D-Optimal Design for Information Driven Identification of Static
Nonlinear Elements
Abstract
Identification of static nonlinear elements (i.e., nonlinear elements
whose outputs depend only on the present value of inputs) is crucial for
the success of system identification tasks. Identification of static
nonlinear elements though can pose several challenges. Two of the main
challenges are: (1) mathematical models describing the elements being
unknown and thus requiring black-box identification; and (2) collection
of sufficiently informative measurements. With the aim of addressing the
two challenges, we propose in this paper a method of predetermining
informative measurement points offline (i.e., prior to conducting
experiments or seeing any measured data), and using those measurements
for online model calibration.
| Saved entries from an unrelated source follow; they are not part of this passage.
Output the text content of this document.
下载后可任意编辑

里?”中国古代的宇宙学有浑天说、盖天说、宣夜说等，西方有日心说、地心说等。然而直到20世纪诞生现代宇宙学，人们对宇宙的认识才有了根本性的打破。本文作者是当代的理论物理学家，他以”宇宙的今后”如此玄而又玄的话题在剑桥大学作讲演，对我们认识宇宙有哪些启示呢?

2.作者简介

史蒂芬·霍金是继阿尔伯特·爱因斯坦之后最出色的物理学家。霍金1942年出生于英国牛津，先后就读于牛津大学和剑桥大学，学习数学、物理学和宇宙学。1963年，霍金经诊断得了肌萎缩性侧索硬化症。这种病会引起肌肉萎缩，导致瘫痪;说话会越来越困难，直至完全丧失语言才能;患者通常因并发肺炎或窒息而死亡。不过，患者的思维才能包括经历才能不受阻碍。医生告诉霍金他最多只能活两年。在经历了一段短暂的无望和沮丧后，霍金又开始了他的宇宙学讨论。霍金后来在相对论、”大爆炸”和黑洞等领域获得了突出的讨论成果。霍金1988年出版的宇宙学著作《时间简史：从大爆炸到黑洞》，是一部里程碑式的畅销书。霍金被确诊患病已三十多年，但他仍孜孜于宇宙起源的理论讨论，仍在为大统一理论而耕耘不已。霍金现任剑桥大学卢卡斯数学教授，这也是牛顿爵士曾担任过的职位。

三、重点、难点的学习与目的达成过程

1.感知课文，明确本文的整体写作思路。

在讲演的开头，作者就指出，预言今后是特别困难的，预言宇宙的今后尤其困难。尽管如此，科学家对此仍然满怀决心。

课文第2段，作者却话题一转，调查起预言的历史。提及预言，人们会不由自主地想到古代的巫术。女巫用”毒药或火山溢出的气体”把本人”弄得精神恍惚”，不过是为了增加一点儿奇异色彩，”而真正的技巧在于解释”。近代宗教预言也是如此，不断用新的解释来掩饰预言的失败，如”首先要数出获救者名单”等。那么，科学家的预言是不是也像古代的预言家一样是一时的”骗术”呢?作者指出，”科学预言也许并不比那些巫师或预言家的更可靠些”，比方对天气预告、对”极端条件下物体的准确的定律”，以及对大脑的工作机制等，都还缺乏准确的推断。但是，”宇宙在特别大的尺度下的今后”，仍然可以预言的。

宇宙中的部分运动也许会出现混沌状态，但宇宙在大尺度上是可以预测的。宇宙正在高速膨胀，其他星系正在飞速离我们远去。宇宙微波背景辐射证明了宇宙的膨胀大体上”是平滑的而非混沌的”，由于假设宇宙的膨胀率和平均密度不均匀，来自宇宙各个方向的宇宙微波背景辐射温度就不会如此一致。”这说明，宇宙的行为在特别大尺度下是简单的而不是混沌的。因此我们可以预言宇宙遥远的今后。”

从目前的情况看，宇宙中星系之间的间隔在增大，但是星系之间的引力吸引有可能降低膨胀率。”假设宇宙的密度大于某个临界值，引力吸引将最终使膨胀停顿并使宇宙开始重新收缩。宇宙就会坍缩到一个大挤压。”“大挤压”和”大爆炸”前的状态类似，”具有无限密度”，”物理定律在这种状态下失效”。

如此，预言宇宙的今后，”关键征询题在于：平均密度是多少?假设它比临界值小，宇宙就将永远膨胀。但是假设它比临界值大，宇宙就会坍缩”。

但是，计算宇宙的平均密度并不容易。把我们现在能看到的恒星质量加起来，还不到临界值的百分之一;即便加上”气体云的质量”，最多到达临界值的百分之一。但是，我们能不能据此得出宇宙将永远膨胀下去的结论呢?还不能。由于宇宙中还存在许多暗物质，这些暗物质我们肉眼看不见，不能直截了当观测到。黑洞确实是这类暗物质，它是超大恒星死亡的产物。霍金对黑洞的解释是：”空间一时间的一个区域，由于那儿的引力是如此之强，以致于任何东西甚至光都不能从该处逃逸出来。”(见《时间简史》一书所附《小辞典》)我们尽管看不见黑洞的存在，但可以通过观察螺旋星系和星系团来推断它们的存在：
Since we deal with an unknown model
structure scenario, a high order polynomial model is assumed. Over fit
and under fit avoidance are achieved via checking model convergence via
an iterative means. Model dependent information maximization is done via
a D-optimal design of experiments strategy. Due to experiments being
designed offline and being designed prior to conducting measurements,
this method eases off the computation burden at the point of conducting
measurements. The need for in-the-loop information maximization while
conducting measurements is avoided. We conclude by comparing the
proposed D-optimal design method with a method of in-the-loop
information maximization and point out the pros and cons. The method is
demonstrated for the single-input-single-output (SISO) static nonlinear
element case. The method can be extended to MISO systems as well.